In our lecture, Robert Miller talked about being mindful in the present while engaging in skillful thinking. He suggested that, “engaging in healthy thinking can be very positive for every individual” and when discussing meditation he referred to healthy thinking as “generating a higher state of consciousness”. At the time I wasn’t able to interpret the definition of higher consciousness or understand what it entailed. However, since the class I have taken up Kundalini Yoga at a wellness studio in the CBD and have finally discovered what Robert meant when talking about higher consciousness. I have practiced yoga for a few years, but haven’t experienced a genre like Kundalini before. Kundalini yoga specializes in meditation and the mindfulness of breathing. It is a spiritual yoga that especially practices the discipline of clarity and consciousness. Kundalini yoga is much more mentally challenging than any other yoga I have practiced.
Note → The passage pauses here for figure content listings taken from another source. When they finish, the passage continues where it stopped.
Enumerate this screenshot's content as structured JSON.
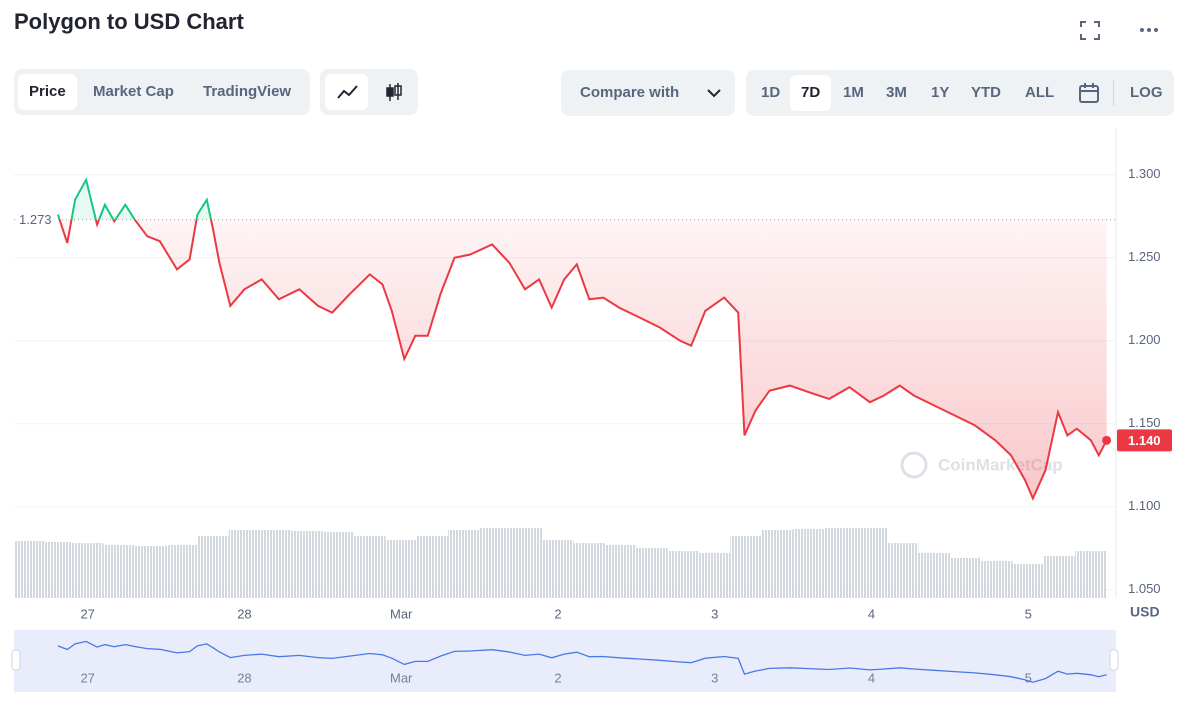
{
  "header": {
    "title": "Polygon to USD Chart"
  },
  "toolbar": {
    "tabs": [
      "Price",
      "Market Cap",
      "TradingView"
    ],
    "compare": "Compare with",
    "ranges": [
      "1D",
      "7D",
      "1M",
      "3M",
      "1Y",
      "YTD",
      "ALL"
    ],
    "scale": "LOG"
  },
  "chart_data": {
    "type": "line",
    "x": [
      -0.19,
      -0.13,
      -0.08,
      -0.01,
      0.06,
      0.11,
      0.17,
      0.24,
      0.3,
      0.38,
      0.46,
      0.57,
      0.65,
      0.7,
      0.76,
      0.8,
      0.84,
      0.91,
      1.0,
      1.11,
      1.22,
      1.35,
      1.47,
      1.56,
      1.67,
      1.8,
      1.88,
      1.94,
      2.02,
      2.09,
      2.17,
      2.25,
      2.34,
      2.44,
      2.58,
      2.69,
      2.79,
      2.88,
      2.96,
      3.04,
      3.12,
      3.2,
      3.29,
      3.39,
      3.52,
      3.65,
      3.78,
      3.85,
      3.94,
      4.06,
      4.15,
      4.19,
      4.26,
      4.35,
      4.48,
      4.6,
      4.73,
      4.86,
      4.99,
      5.08,
      5.18,
      5.27,
      5.4,
      5.53,
      5.66,
      5.79,
      5.89,
      5.98,
      6.03,
      6.11,
      6.19,
      6.25,
      6.31,
      6.4,
      6.45,
      6.5
    ],
    "series": [
      {
        "color": "#ea3943",
        "up_color": "#16c784",
        "values": [
          1.276,
          1.259,
          1.285,
          1.297,
          1.27,
          1.282,
          1.272,
          1.282,
          1.273,
          1.263,
          1.26,
          1.243,
          1.249,
          1.276,
          1.285,
          1.267,
          1.247,
          1.221,
          1.231,
          1.237,
          1.225,
          1.231,
          1.221,
          1.217,
          1.228,
          1.24,
          1.234,
          1.218,
          1.189,
          1.203,
          1.203,
          1.228,
          1.25,
          1.252,
          1.258,
          1.247,
          1.231,
          1.237,
          1.22,
          1.237,
          1.246,
          1.225,
          1.226,
          1.22,
          1.214,
          1.208,
          1.2,
          1.197,
          1.218,
          1.226,
          1.217,
          1.143,
          1.158,
          1.17,
          1.173,
          1.169,
          1.165,
          1.172,
          1.163,
          1.167,
          1.173,
          1.167,
          1.161,
          1.155,
          1.149,
          1.14,
          1.131,
          1.116,
          1.105,
          1.122,
          1.157,
          1.143,
          1.147,
          1.14,
          1.131,
          1.14
        ]
      }
    ],
    "volume": {
      "color": "#d3d7de",
      "x": [
        -0.4,
        -0.2,
        0,
        0.2,
        0.4,
        0.6,
        0.8,
        1.0,
        1.2,
        1.4,
        1.6,
        1.8,
        2.0,
        2.2,
        2.4,
        2.6,
        2.8,
        3.0,
        3.2,
        3.4,
        3.6,
        3.8,
        4.0,
        4.2,
        4.4,
        4.6,
        4.8,
        5.0,
        5.2,
        5.4,
        5.6,
        5.8,
        6.0,
        6.2,
        6.4
      ],
      "values": [
        57,
        56,
        55,
        53,
        52,
        53,
        62,
        68,
        68,
        67,
        66,
        62,
        58,
        62,
        68,
        70,
        70,
        58,
        55,
        53,
        50,
        47,
        45,
        62,
        68,
        69,
        70,
        70,
        55,
        45,
        40,
        37,
        34,
        42,
        47
      ]
    },
    "xlim": [
      -0.47,
      6.56
    ],
    "xticks": [
      {
        "value": 0,
        "label": "27"
      },
      {
        "value": 1,
        "label": "28"
      },
      {
        "value": 2,
        "label": "Mar"
      },
      {
        "value": 3,
        "label": "2"
      },
      {
        "value": 4,
        "label": "3"
      },
      {
        "value": 5,
        "label": "4"
      },
      {
        "value": 6,
        "label": "5"
      }
    ],
    "ylim": [
      1.045,
      1.327
    ],
    "yticks": [
      {
        "value": 1.05,
        "label": "1.050"
      },
      {
        "value": 1.1,
        "label": "1.100"
      },
      {
        "value": 1.15,
        "label": "1.150"
      },
      {
        "value": 1.2,
        "label": "1.200"
      },
      {
        "value": 1.25,
        "label": "1.250"
      },
      {
        "value": 1.3,
        "label": "1.300"
      }
    ],
    "y2lim": [
      0,
      100
    ],
    "grid": true,
    "reference": {
      "value": 1.273,
      "label": "1.273"
    },
    "last_price": {
      "value": 1.14,
      "label": "1.140"
    },
    "y_unit": "USD",
    "watermark": "CoinMarketCap",
    "navigator_color": "#4a78e6"
  }
}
I truly have experienced a higher consciousness and clarity through just a few weeks of steady practice. I find that I have a great sense of calm after I meditate and am able to interpret life slightly differently than the hour before. To be honest, I hadn’t realized how much of an effect the meditation and yoga had on my lifestyle until my instructor, due to uncontrollable circumstances, cancelled one week of classes. That particular week I lacked in energy, my stress levels were maximized, and I was really having a difficult time making and dealing with important decisions in my life. I was questioning my own judgment and analyzing previous life decisions I have made. The only element outside the “norm” of my regular schedule was not having any yoga or meditation that week. I recognized and felt the difference in my outlook and clarity when I wasn’t meditation in comparison to when I was. That self-discovery is what led me to write my essay around Buddhism and meditation.
Overall, I have become my own real-life example of how meditation absolutely increases my happiness and fulfillment. Meditation has genuinely helped me to channel my energies and refocus them. I have learned that Buddhism is not simply a religion or set of beliefs, but a way of life. I have gained a new appreciation and respect for Buddhist philosophies, and have been actively trying to develop and practice a Buddhist lifestyle everyday.